We just don’t know enough of the why. You don’t need to know all this.
I’m just trying to explain that my grandma and her friends loved me and raised me without judgment, and I felt safe at home. ”
“At home,” I repeated after her torrent. It made sense, like Levi, that home was a safe space. Free from the eyes of the town.
She lifted her shoulders and dropped them, pinching her mouth to the side before saying, “Exactly.” Her eyes left mine again.
She wrapped her arms tight around herself.
“But if you are looking for a simple reason to explain why I’m wired this way, to help you understand it and wrap it all up neatly, you’re not going to find it.
I’m extremely ordinary, as is my very common anxiety issue.
” Her head was turned away, nostrils flared as she spoke.
I wanted to say that there was nothing about her that was ordinary.
I longed to hold her in my arms and squeeze her anxiety out of her like toothpaste from a tube.
But with every passing second, I understood less of what she needed for comfort.

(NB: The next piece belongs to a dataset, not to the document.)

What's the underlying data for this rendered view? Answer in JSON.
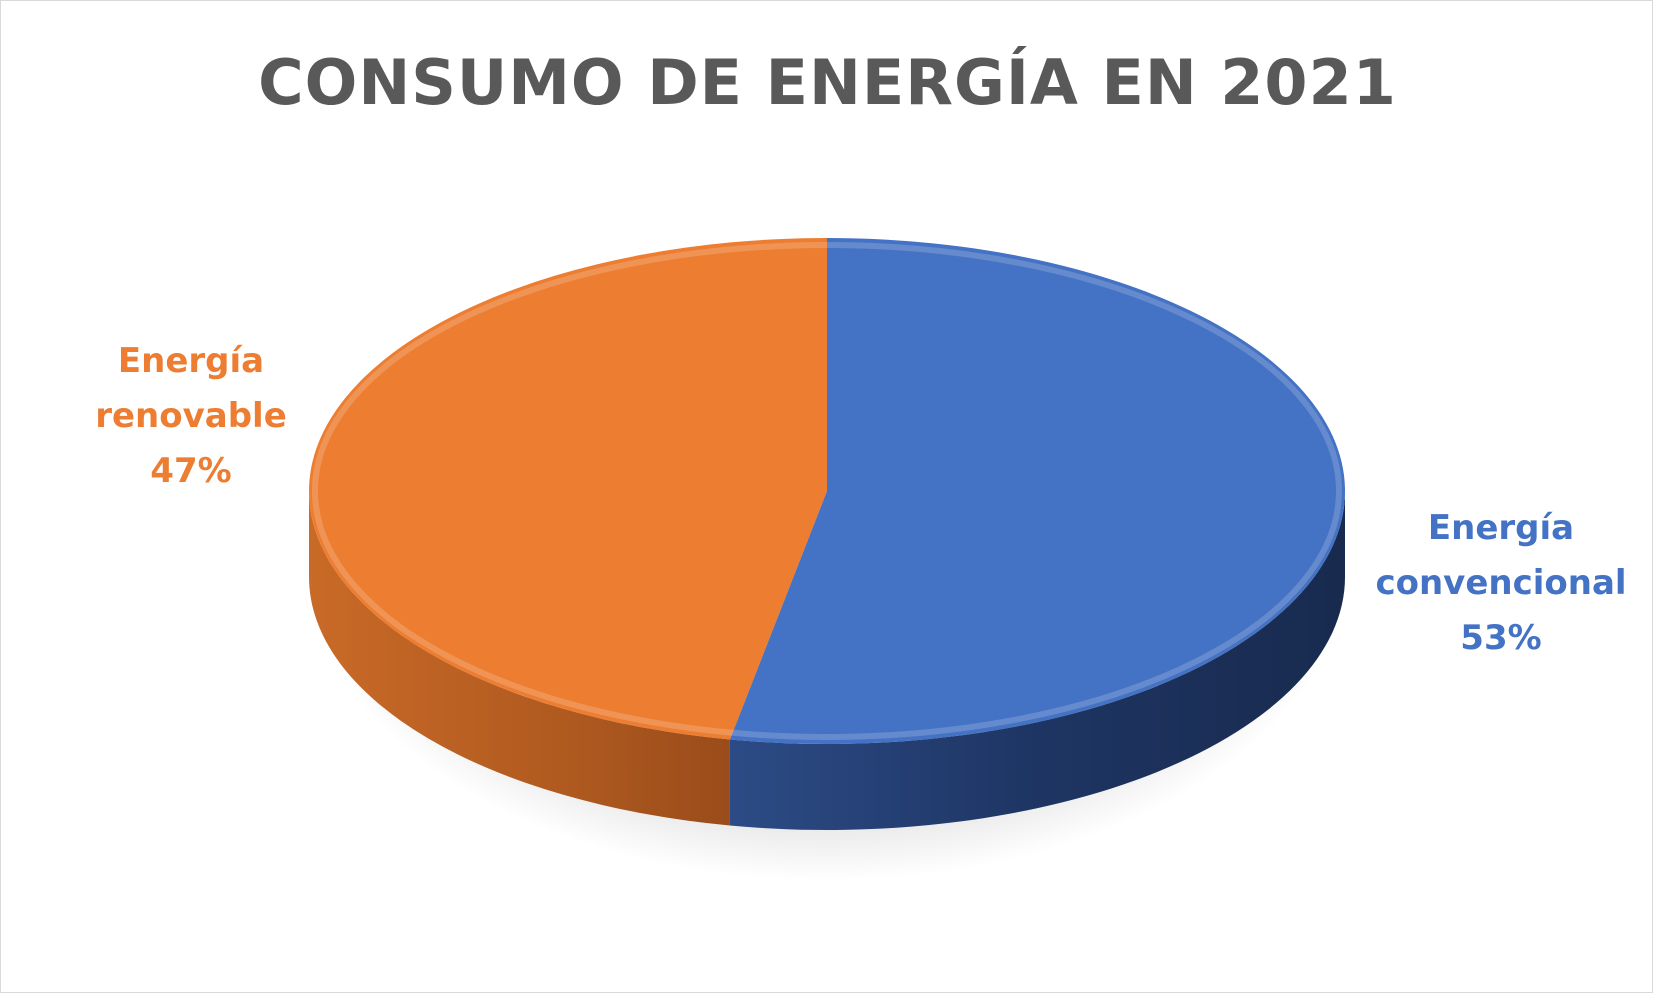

The desire to hold her took me so strongly, I had to ball my fists to keep from reaching for her.
“I didn’t—” I started.
“I know it sucks. It’s humiliating to be an adult going on thirty who finds one errand a day to be so depleting that I need to go lie down. But that’s the reality of what you’re dealing with here.”

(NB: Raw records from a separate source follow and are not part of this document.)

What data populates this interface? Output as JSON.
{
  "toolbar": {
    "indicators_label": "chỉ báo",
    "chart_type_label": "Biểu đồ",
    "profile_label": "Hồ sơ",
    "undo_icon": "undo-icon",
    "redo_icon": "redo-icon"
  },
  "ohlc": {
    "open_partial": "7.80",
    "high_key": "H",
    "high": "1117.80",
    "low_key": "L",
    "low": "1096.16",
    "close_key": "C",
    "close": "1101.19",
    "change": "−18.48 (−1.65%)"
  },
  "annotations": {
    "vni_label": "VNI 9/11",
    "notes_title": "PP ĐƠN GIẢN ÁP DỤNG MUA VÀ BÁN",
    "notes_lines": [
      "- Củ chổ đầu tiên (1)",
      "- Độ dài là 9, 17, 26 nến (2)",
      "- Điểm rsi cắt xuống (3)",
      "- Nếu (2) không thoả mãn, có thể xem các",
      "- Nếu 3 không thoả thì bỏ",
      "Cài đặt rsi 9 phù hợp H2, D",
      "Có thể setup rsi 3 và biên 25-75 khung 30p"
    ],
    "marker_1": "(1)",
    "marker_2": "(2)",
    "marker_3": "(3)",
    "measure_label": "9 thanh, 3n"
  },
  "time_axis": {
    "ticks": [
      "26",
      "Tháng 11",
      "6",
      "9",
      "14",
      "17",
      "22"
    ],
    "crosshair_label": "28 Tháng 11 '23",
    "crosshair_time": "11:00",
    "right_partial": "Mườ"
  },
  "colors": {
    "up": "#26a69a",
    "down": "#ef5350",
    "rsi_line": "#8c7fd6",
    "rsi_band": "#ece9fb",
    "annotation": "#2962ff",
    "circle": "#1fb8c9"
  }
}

“I’m sorry, Sophie,” I said, knowing it wasn’t enough to undo my screwup.
“If this is some game to you or a way of being a Good Samaritan so you can get all your fireman badges, then you don’t have to bother.”
“No, that’s not—”
“I’m a big girl. I’ve been dealing with this my entire life. But if you think that one outing is going to fix me and I’m suddenly going to be okay, I’m just going to disappoint you, Pace.” Her voice broke. “I’m constantly disappointing myself. I don’t want to add anybody else to the list.”
I stood there shell-shocked and embarrassed.
I couldn’t even apologize again, it would sound too hollow, a mockery of the depth of my shame.
She thought that I always knew what to say and how to act around others, but when it really mattered, when I really cared about the person, I always came up short.
She lifted her eyes heavenward, tears balanced. “I know you were trying. I know. But some things are just too broken to fix.”
She turned and left me standing there.
How did I ever think I could be enough for her?